E vamos às guerras. Saddam Hussein supostamente tinha armas atômicas de destruição de massa e somente quem pode ter estas armas e usá-las de vez em quando são as potências ocidentais. O que fazer? Invadir o Iraque! As armas nunca foram encontradas e tivemos como resultado um país sem rumo e os ingredientes de sempre: violência, terrorismo, órfãos, armas químicas sendo usadas, caos humanitário, refugiados, apátridas e por aí segue. Tony Blair e Bush foram as mentes pensantes da tal operação. Onde estão eles hoje, mesmo tendo sido confirmado que o motivo do ataque não existia? Bush deve estar em um dos seus ranchos do Texas dando dicas para seu irmão que será um dos futuros candidatos à presidência; Blair vai mais além: é, hoje, um tal de “enviado” da ONU, da União Europeia e do Estados Unidos, ou seja, todo o time “je suis Charlie”, para o Oriente Médio! Por que, outra pergunta, ambos não foram sequer convocados a prestar nem que seja um depoimento de “nada a declarar” no Tribunal Penal Internacional de Haia?

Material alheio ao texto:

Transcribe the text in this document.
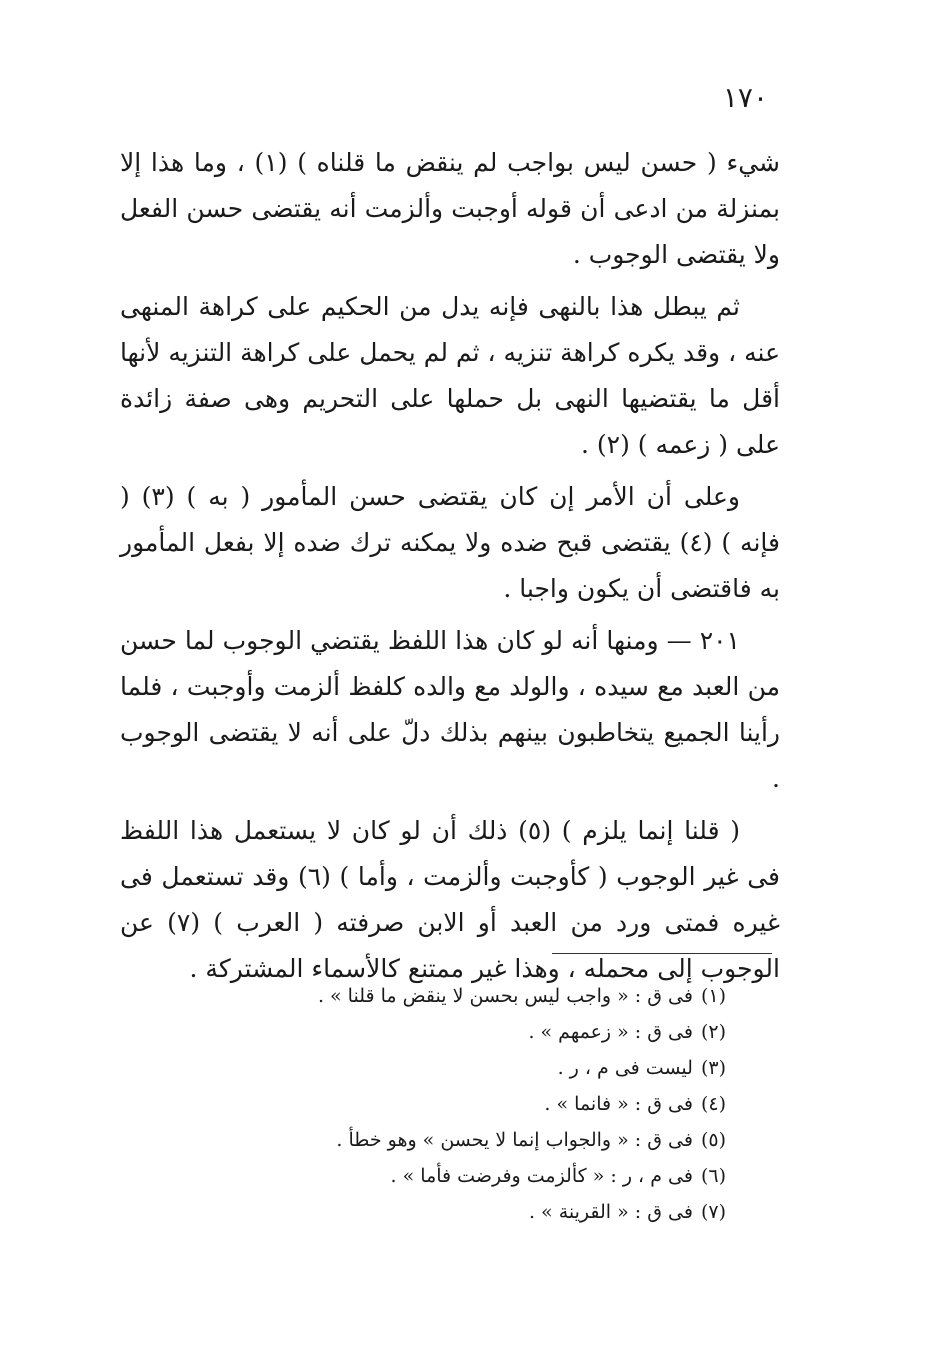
١٧٠

شيء ( حسن ليس بواجب لم ينقض ما قلناه ) (١) ، وما هذا إلا بمنزلة من ادعى أن قوله أوجبت وألزمت أنه يقتضى حسن الفعل ولا يقتضى الوجوب .

ثم يبطل هذا بالنهى فإنه يدل من الحكيم على كراهة المنهى عنه ، وقد يكره كراهة تنزيه ، ثم لم يحمل على كراهة التنزيه لأنها أقل ما يقتضيها النهى بل حملها على التحريم وهى صفة زائدة على ( زعمه ) (٢) .

وعلى أن الأمر إن كان يقتضى حسن المأمور ( به ) (٣) ( فإنه ) (٤) يقتضى قبح ضده ولا يمكنه ترك ضده إلا بفعل المأمور به فاقتضى أن يكون واجبا .

٢٠١ — ومنها أنه لو كان هذا اللفظ يقتضي الوجوب لما حسن من العبد مع سيده ، والولد مع والده كلفظ ألزمت وأوجبت ، فلما رأينا الجميع يتخاطبون بينهم بذلك دلّ على أنه لا يقتضى الوجوب .

( قلنا إنما يلزم ) (٥) ذلك أن لو كان لا يستعمل هذا اللفظ فى غير الوجوب ( كأوجبت وألزمت ، وأما ) (٦) وقد تستعمل فى غيره فمتى ورد من العبد أو الابن صرفته ( العرب ) (٧) عن الوجوب إلى محمله ، وهذا غير ممتنع كالأسماء المشتركة .

(١)فى ق : « واجب ليس بحسن لا ينقض ما قلنا » .
(٢)فى ق : « زعمهم » .
(٣)ليست فى م ، ر .
(٤)فى ق : « فانما » .
(٥)فى ق : « والجواب إنما لا يحسن » وهو خطأ .
(٦)فى م ، ر : « كألزمت وفرضت فأما » .
(٧)فى ق : « القرينة » .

Outra pérola da galera “je suis Charlie” de colarinho branco é o pobre e defenestrado Afeganistão. Para quem já leu o livro famoso “The Kite Runner” devem ter notado que o país em questão era um país decente para se viver. Aí chegaram os soviéticos. Em plena Guerra Fria o que fez o Estados Unidos? Armou uma resistência interna, assim como estão fazendo na Síria agora, para lutar contra os invasores estrangeiros. Os soviéticos se foram e os rebeldes armados que lutaram junto a John Rambo em um dos filmes da trilogia, tomaram o poder, estabeleceram um sistema semelhante ao que o EI quer estabelecer em seus “califados” e o país sucumbiu à violência extremista usando armas ocidentais com a inscrição “made in USA” e não “je suis Charlie”. E hoje, ah, como o mundo dá voltas, o mundo ocidental peleia contra os loucos da Al-Qaeda, as próprias e já conhecidas caras dos talibãs que eles armaram até os dentes outrora.

Mas o ocidente precisa intervir para não deixar que ditadores sanguinários, mesmo que estes tenham sido armados pelo próprio ocidente, destruam países como o fez Gaddafi, também apoiado pelo ocidente, Saddam e agora Assad. Ora, o argumento pode ser válido, mas por que então nunca sequer se cogitou em intervir na Arábia Saudita, por exemplo, onde mulheres são condenadas à prisão por querer dirigir um carro ou onde se cortam mãos de opositores do governo em praça pública, sem contar outras peculiaridades que podem levar à pena capital nesse tão obscuro principado? Simples, porque a família real saudita é uma das maiores credoras do governo americano assim como o era a família (saudita) de Osama Bin Laden. Mundo pequeno. E o Catar, o Bahrein...todos têm contratos com a já citada Halliburton entre outras multinacionais do mundo “je suis Charlie”. Mundo pequeníssimo.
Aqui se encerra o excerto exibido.